To be fair, the arguments above differ distinctly from the Biden administration’s own professed justifications for the new tariffs. U.S. officials have stressed terms like “overcapacity” and “unfair” and “nonmarket” practices in calling attention to unbalanced, over-concentrated mineral and clean technology markets. Yet as many have written, subjective accusations of overcapacity and unfair subsidization provide a shaky basis for criticizing Chinese exports, while sector-wide tariffs are an imprecise policy remedy. Some point to the administration’s rhetoric on distorting Chinese subsidies for clean technologies as hypocritical, considering the generous competing incentives that the Inflation Reduction Act offers to domestic producers.

But ultimately, U.S. leaders possess more than ample justification to subject Chinese metal, battery, and solar imports to trade conditions. Economists can endlessly debate whether a subsidy for a battery pack factory distorts markets and social welfare, but the negative societal externalities of subsidies for coal power plants, coal electricity, and poorly-regulated refineries and smelters are patently clear.

Ideally, more optimal U.S. policies might have made trade restrictions contingent on pollution below certain environmental thresholds, imposed scaling fees based on carbon footprint calculations, or required imports to comply with international standards for supply chain transparency and responsibility. These more specific policies would establish a more fair playing field while leaving Chinese producers with a path to improve and achieve trade policy compliance. But Congressional political constraints blocking more nuanced trade reforms remain formidable, carbon border fee calculations difficult, and international standards insufficiently developed.

Particularly given the looming 2024 presidential election, Biden’s choice of a blunt tool is not only defensible but strategic. Carbon-intensive, unethically-produced clean technology imports from China remain a constant vector of political attack against Biden’s clean energy policies. Meanwhile, demonstrating a firm commitment to the IRA’s promises of green manufacturing jobs could yield significant dividends at the ballot box in electoral battleground states.

Finally, it is worth recalling that leading up to the tariff increase, U.S. and Chinese delegates conducted numerous rounds of negotiations over trade, overcapacity, and commodity market manipulation. American officials made it publicly clear that the Biden administration was considering revised tariffs. Global commentators may debate the merits of the U.S. or Chinese positions as they please, but the path leading up to the White House’s announcement was neither unforeseeable nor sudden. This was a negotiation, and Beijing evidently declined to pursue a better compromise.

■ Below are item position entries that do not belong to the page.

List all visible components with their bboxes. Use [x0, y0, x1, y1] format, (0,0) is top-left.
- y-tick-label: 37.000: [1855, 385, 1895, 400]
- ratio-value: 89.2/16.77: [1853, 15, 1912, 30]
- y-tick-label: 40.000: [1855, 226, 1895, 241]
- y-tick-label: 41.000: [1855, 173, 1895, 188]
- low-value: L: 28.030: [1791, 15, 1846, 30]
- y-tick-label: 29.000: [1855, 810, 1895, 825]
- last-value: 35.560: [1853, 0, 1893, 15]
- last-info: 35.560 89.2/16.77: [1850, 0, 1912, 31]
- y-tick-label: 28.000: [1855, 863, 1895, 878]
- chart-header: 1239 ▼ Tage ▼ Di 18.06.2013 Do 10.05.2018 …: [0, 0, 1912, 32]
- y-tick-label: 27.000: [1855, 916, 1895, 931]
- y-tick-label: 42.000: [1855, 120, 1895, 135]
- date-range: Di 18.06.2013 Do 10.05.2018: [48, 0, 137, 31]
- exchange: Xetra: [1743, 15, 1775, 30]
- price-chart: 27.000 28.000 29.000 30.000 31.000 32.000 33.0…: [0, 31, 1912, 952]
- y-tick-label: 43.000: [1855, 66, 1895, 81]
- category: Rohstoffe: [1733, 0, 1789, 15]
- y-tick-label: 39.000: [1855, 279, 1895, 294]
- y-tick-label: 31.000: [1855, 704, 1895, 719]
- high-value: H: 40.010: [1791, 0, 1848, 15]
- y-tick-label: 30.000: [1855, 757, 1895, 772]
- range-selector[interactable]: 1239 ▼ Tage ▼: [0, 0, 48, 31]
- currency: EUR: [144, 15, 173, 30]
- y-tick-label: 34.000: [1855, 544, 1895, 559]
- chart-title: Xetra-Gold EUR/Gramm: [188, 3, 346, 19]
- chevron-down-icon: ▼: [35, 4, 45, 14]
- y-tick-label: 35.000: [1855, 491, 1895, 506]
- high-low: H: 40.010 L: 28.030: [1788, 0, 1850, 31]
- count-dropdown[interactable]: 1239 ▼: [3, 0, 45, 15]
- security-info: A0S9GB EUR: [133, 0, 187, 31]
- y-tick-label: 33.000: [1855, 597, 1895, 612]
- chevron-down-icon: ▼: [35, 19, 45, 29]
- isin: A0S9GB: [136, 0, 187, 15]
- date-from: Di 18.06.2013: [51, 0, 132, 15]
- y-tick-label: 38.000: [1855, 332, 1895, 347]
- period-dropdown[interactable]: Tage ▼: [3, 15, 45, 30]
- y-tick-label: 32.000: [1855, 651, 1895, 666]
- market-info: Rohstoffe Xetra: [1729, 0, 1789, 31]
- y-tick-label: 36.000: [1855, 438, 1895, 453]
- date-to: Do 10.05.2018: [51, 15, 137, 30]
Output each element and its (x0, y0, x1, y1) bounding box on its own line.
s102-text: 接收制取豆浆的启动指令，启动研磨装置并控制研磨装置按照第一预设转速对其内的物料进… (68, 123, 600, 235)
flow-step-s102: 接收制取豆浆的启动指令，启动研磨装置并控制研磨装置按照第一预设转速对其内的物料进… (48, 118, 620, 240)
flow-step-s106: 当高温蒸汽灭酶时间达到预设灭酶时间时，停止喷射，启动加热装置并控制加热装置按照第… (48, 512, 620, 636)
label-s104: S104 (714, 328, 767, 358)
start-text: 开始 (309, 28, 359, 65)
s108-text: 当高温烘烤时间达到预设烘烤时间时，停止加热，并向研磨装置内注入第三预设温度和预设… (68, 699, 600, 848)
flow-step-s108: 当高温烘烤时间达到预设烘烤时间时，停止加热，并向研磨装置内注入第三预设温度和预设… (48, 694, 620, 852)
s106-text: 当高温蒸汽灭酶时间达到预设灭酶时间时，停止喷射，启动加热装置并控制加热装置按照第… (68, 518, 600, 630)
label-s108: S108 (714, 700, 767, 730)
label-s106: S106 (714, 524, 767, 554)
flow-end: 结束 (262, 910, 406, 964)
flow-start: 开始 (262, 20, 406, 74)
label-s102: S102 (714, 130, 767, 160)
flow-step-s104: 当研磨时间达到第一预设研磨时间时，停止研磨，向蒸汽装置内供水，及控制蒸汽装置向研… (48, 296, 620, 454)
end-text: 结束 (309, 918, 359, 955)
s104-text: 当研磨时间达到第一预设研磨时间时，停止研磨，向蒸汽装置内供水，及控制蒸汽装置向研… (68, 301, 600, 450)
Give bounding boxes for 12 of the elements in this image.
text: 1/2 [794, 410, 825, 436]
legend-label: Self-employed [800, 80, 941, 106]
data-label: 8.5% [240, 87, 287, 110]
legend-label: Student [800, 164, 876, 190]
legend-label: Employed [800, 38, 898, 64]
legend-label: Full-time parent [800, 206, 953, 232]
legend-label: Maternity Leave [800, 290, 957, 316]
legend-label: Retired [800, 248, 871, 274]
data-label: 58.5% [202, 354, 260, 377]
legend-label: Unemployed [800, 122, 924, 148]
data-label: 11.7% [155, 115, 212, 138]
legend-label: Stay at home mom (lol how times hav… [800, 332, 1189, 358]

The new U.S. tariffs on solar, batteries, and critical minerals may further distort global trade, but they give alternative producers much-needed space to advance supply chain diversification, while protecting innovative market players pursuing cleaner manufacturing. Further policy measures and bold business strategies will need to capitalize on the window of opportunity that tariffs momentarily protect, but if executed well, such developments can powerfully benefit both decarbonization efforts and supply chain justice over the long-term.

In a way, increased trade-related sparring between international governments over solar panels and electric vehicles is one of the more compelling indicators that the energy transition is underway. If such technologies are to truly reinvent our energy and transportation systems and surpass fossil fuels in capabilities, then they must necessarily become alluring economic growth sectors worth competing over. As historians caution and as climate activists often lament, global trade patterns in fossil energy have never operated under anything like a free market. That clean energy products and their raw material inputs might be no different perhaps shouldn’t surprise us.